Alguns trabalhos têm explorado a relação entre os valores pessoais e o processo de formação da identidade. Por exemplo, o trabalho de Duriez et al. (2012), centrado na relação entre valores de abertura à mudança e de conservação3 e os estilos de identidade informativa, normativa e difusa, com uma amostra de 806 adolescentes, mostrou que: (a) os estilos de identidade informativo e difuso são preditores negativos de valores de conservação; e (b) o estilo normativo é um preditor positivo de valores de conservação. Alguns autores têm sugerido que os valores pessoais contribuem para a conexão com o mundo social (e.g., Gecas, 2000; Hitlin, 2003). Por exemplo, o trabalho de Olsson et al. (2012) revelou que os valores pró-sociais (e.g., honestidade, justiça, coragem, generosidade e bondade) estão associados positivamente ao desenvolvimento de relações positivas com os outros e com o mundo e que a adesão a estes valores influencia o social connectedness e o bem-estar.

 

Social connectedness

A proximidade com o mundo social desenvolve-se desde a infância, prolonga-se durante toda a vida, atingindo o exponente máximo na adolescência (Lee et al., 2001; Lee e Robbins, 1995). Lee e Robbins (1998) definiram o social connectedness como um sentimento interno de pertença e de proximidade interpessoal com vários grupos (e.g., família, amigos, colegas) que funciona como um esquema relacional ou uma estrutura cognitiva que representa os padrões de relacionamento interpessoal.

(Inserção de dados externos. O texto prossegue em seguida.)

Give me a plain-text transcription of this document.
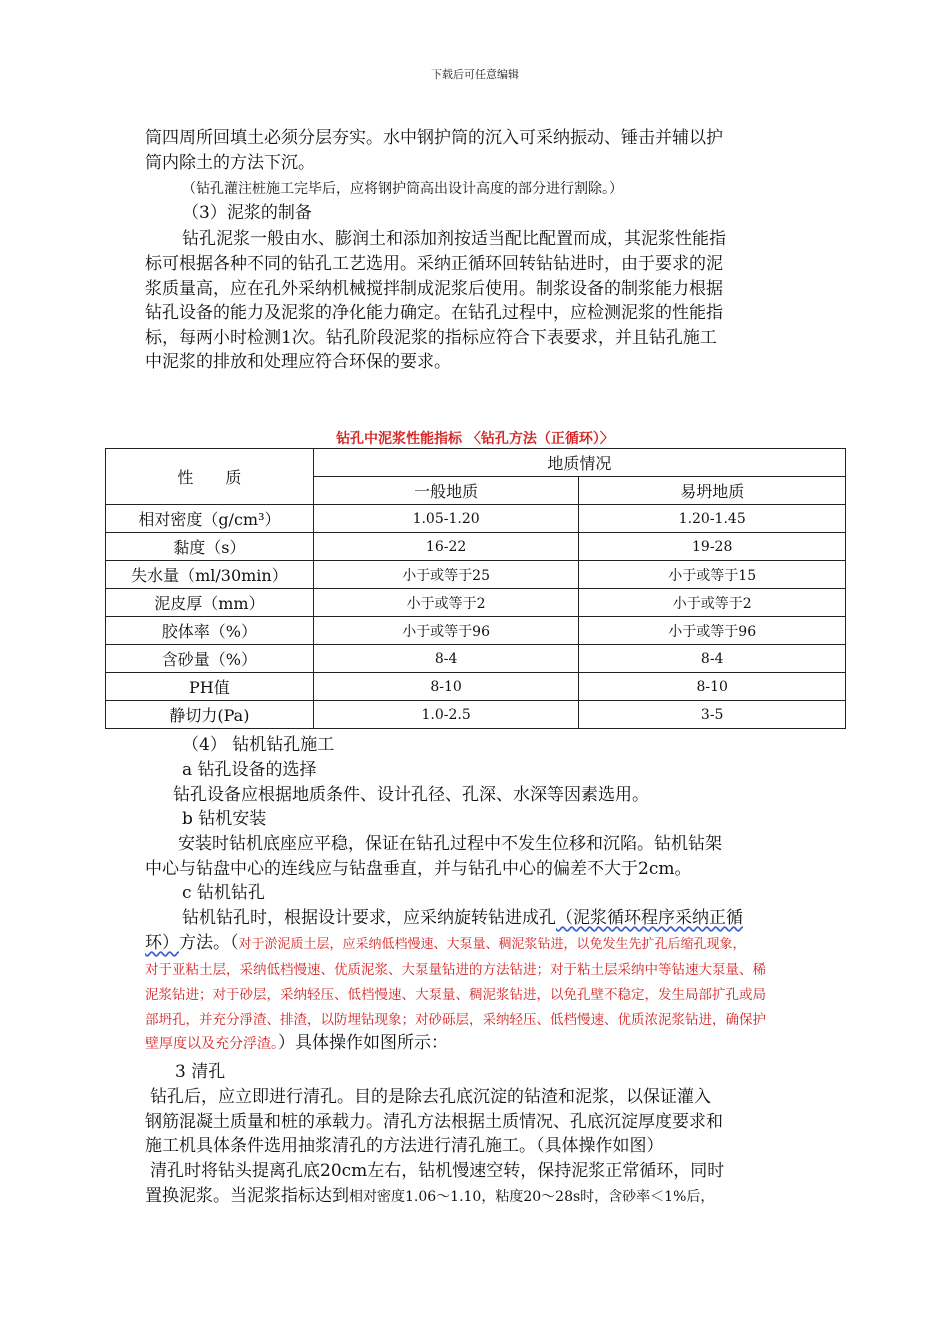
下载后可任意编辑
筒四周所回填土必须分层夯实。水中钢护筒的沉入可采纳振动、锤击并辅以护
筒内除土的方法下沉。
（钻孔灌注桩施工完毕后，应将钢护筒高出设计高度的部分进行割除。）
（3）泥浆的制备
钻孔泥浆一般由水、膨润土和添加剂按适当配比配置而成，其泥浆性能指
标可根据各种不同的钻孔工艺选用。采纳正循环回转钻钻进时，由于要求的泥
浆质量高，应在孔外采纳机械搅拌制成泥浆后使用。制浆设备的制浆能力根据
钻孔设备的能力及泥浆的净化能力确定。在钻孔过程中，应检测泥浆的性能指
标，每两小时检测1次。钻孔阶段泥浆的指标应符合下表要求，并且钻孔施工
中泥浆的排放和处理应符合环保的要求。
钻孔中泥浆性能指标 〈钻孔方法（正循环）〉
性　　质	地质情况	
	一般地质	易坍地质
相对密度（g/cm³）	1.05-1.20	1.20-1.45
黏度（s）	16-22	19-28
失水量（ml/30min）	小于或等于25	小于或等于15
泥皮厚（mm）	小于或等于2	小于或等于2
胶体率（%）	小于或等于96	小于或等于96
含砂量（%）	8-4	8-4
PH值	8-10	8-10
静切力(Pa)	1.0-2.5	3-5
（4） 钻机钻孔施工
a 钻孔设备的选择
钻孔设备应根据地质条件、设计孔径、孔深、水深等因素选用。
b 钻机安装
安装时钻机底座应平稳，保证在钻孔过程中不发生位移和沉陷。钻机钻架
中心与钻盘中心的连线应与钻盘垂直，并与钻孔中心的偏差不大于2cm。
c 钻机钻孔
钻机钻孔时，根据设计要求，应采纳旋转钻进成孔（泥浆循环程序采纳正循
环）方法。（对于淤泥质土层，应采纳低档慢速、大泵量、稠泥浆钻进，以免发生先扩孔后缩孔现象，
对于亚粘土层，采纳低档慢速、优质泥浆、大泵量钻进的方法钻进；对于粘土层采纳中等钻速大泵量、稀
泥浆钻进；对于砂层，采纳轻压、低档慢速、大泵量、稠泥浆钻进，以免孔壁不稳定，发生局部扩孔或局
部坍孔，并充分淨渣、排渣，以防埋钻现象；对砂砾层，采纳轻压、低档慢速、优质浓泥浆钻进，确保护
壁厚度以及充分浮渣。）具体操作如图所示：
3 清孔
钻孔后，应立即进行清孔。目的是除去孔底沉淀的钻渣和泥浆，以保证灌入
钢筋混凝土质量和桩的承载力。清孔方法根据土质情况、孔底沉淀厚度要求和
施工机具体条件选用抽浆清孔的方法进行清孔施工。（具体操作如图）
清孔时将钻头提离孔底20cm左右，钻机慢速空转，保持泥浆正常循环，同时
置换泥浆。当泥浆指标达到相对密度1.06～1.10，粘度20～28s时，含砂率＜1%后，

O social connectedness pode ser descrito como um continuum que oscila entre níveis elevados e níveis baixos. As pessoas com elevados níveis de social connectedness tendem a sentir-se próximas dos outros, participam em atividades sociais e desenvolvem um sentimento de identificação com os outros (Lee et al., 2001; Lee e Robbins, 1995). Por outro lado, as pessoas com um nível baixo de social connectedness são incapazes de gerir as suas necessidades e sentimentos e evitam contactos sociais (Lee et al., 2001; Lee e Robbins, 1995). O social connectedness tem sido associado a várias variáveis, nomeadamente à sintomatologia psicológica. Neste sentido, vários estudos têm suportado a ideia de que o social connectedness é um fator protetor do bem-estar, estando negativamente associado à sintomatologia ansiosa e depressiva e a comportamentos autodestrutivos (Rossi et al., 2012). No mesmo sentido, os resultados do estudo de Sica et al. (2014) sugeriram que o social connectedness é uma variável mediadora da relação entre a depressão e a autoestima.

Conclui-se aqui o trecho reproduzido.